Wie sehr die interindividuelle Variationsbreite bis zur Pubertät angewachsen ist, zeigt sich bei der Menarche, dem Alter, in dem die erste Monatsblutung einsetzt (Flug et al. 1984). Sie tritt bei den meisten Mädchen mit 12 bis 14 Jahren auf. Frühestens kann dies mit 10 Jahren und spätestens mit 16 Jahren der Fall sein. In der Pubertät kann der Entwicklungsstand unter Gleichaltrigen also über 6 Jahre variieren. Die folgende Grafik zeigt das Ausmaß und die Auswirkungen dieser Streuung anhand einer Gruppe von je 20 Mädchen und Jungen im Alter von 13 Jahren. Einige Mädchen stehen erst am Beginn der Pubertät. Ihr Entwicklungsalter beträgt 10 bis 11 Jahre. Andere, die bereits einen Entwicklungsstand von 15 bis 16 Jahren aufweisen, sind körperlich vollständig entwickelt.

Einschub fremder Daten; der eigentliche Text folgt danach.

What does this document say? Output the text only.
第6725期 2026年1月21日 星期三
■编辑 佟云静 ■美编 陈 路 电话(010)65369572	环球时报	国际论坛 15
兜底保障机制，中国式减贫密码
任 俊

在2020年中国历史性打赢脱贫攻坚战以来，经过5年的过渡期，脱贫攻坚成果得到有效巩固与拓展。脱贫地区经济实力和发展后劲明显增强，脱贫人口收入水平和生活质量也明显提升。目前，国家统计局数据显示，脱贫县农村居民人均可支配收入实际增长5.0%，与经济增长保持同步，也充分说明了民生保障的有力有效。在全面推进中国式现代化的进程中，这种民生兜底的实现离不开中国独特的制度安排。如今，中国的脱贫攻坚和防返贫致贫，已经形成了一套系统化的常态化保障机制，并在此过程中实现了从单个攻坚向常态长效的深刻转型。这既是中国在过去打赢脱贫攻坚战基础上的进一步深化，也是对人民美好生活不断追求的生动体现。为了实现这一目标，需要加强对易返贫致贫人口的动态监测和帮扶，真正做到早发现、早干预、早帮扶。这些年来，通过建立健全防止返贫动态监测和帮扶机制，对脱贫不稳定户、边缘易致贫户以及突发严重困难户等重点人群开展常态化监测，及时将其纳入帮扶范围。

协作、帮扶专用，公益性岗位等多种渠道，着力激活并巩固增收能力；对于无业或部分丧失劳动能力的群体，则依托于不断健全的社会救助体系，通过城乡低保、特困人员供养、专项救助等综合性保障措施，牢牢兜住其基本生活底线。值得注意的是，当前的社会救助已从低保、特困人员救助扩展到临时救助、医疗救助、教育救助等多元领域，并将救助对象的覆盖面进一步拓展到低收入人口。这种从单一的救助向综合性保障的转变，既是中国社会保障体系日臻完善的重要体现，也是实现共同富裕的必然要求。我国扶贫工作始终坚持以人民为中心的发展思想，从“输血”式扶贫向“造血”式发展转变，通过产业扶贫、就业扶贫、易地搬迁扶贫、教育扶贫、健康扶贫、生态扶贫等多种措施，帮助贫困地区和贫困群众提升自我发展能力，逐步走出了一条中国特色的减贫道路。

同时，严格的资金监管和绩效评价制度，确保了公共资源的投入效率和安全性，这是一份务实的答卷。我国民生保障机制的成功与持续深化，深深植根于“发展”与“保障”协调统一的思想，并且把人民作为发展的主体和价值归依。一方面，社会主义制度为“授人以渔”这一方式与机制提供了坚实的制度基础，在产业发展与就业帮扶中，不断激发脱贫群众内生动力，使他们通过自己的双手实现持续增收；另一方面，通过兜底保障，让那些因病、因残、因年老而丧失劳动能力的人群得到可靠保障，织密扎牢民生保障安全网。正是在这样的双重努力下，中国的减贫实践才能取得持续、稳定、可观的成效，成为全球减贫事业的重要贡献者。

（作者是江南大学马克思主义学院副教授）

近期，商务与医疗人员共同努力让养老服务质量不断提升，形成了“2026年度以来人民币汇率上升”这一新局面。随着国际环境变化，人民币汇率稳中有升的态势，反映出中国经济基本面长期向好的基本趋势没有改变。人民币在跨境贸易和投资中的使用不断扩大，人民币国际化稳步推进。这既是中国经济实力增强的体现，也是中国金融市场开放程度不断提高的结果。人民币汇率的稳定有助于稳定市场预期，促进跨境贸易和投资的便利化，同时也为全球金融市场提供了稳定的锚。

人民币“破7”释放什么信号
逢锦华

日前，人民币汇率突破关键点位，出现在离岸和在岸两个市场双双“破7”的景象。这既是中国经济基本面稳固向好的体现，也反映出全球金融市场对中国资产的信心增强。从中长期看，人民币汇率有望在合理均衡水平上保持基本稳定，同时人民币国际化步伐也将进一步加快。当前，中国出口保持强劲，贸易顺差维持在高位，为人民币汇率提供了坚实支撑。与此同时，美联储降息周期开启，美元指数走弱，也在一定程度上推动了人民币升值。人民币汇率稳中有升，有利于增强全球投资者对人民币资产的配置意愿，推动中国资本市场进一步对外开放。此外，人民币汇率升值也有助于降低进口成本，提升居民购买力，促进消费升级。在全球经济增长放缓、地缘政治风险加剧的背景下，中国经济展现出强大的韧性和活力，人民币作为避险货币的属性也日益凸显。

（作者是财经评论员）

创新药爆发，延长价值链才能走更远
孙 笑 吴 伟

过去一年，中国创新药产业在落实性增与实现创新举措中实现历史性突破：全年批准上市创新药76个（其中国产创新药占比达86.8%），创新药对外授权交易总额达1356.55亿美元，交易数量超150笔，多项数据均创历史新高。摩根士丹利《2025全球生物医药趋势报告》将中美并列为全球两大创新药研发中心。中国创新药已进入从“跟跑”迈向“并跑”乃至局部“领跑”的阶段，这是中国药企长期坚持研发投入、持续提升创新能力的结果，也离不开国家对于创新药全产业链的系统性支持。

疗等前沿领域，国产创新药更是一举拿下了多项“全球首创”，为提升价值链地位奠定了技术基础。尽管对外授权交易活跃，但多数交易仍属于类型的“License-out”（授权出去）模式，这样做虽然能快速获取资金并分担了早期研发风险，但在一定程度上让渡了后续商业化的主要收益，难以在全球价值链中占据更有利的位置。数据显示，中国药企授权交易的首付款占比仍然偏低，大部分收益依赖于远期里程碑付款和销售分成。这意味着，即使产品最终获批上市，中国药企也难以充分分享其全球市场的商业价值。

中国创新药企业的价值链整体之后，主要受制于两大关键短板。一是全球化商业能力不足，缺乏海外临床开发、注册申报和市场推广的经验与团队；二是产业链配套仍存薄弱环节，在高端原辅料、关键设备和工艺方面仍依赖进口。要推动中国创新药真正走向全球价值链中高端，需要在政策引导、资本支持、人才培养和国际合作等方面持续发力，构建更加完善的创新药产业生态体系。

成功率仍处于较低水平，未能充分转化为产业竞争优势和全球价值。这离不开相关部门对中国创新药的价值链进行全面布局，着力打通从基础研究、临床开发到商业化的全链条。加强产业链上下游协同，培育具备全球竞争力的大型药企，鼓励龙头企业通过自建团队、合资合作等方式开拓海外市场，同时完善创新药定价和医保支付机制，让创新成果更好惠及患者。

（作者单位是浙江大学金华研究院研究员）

Verteilung des Entwicklungsalters von körperlichen und psychischen Merkmalen bei 20 Jungen und 20 Mädchen im Alter von 13 Jahren.
Im Alter von 13 Jahren sind die Mädchen in ihrer körperlichen, kognitiven und sozioemotionalen Entwicklung den Jungen im Durchschnitt 1,5 Jahre voraus. Interindividuelle Variabilität und Reifungsunterschiede können dazu führen, dass in derselben Klasse ein Mädchen körperlich voll entwickelt ist, während bei einem Jungen die Pubertät noch nicht eingesetzt hat. Eine noch größere interindividuelle Variabilität wie für das Wachstum lässt sich wiederum bei der kognitiven und der sozioemotionalen Entwicklung beobachten. Es erstaunt daher nicht, dass in der Schweiz 60 Prozent der Mädchen, aber lediglich 40 Prozent der Jungen im Alter von 13 Jahren die Aufnahmeprüfung fürs Gymnasium bestehen (es gibt noch weitere Faktoren wie etwa Fleiß, die ebenfalls dazu beitragen).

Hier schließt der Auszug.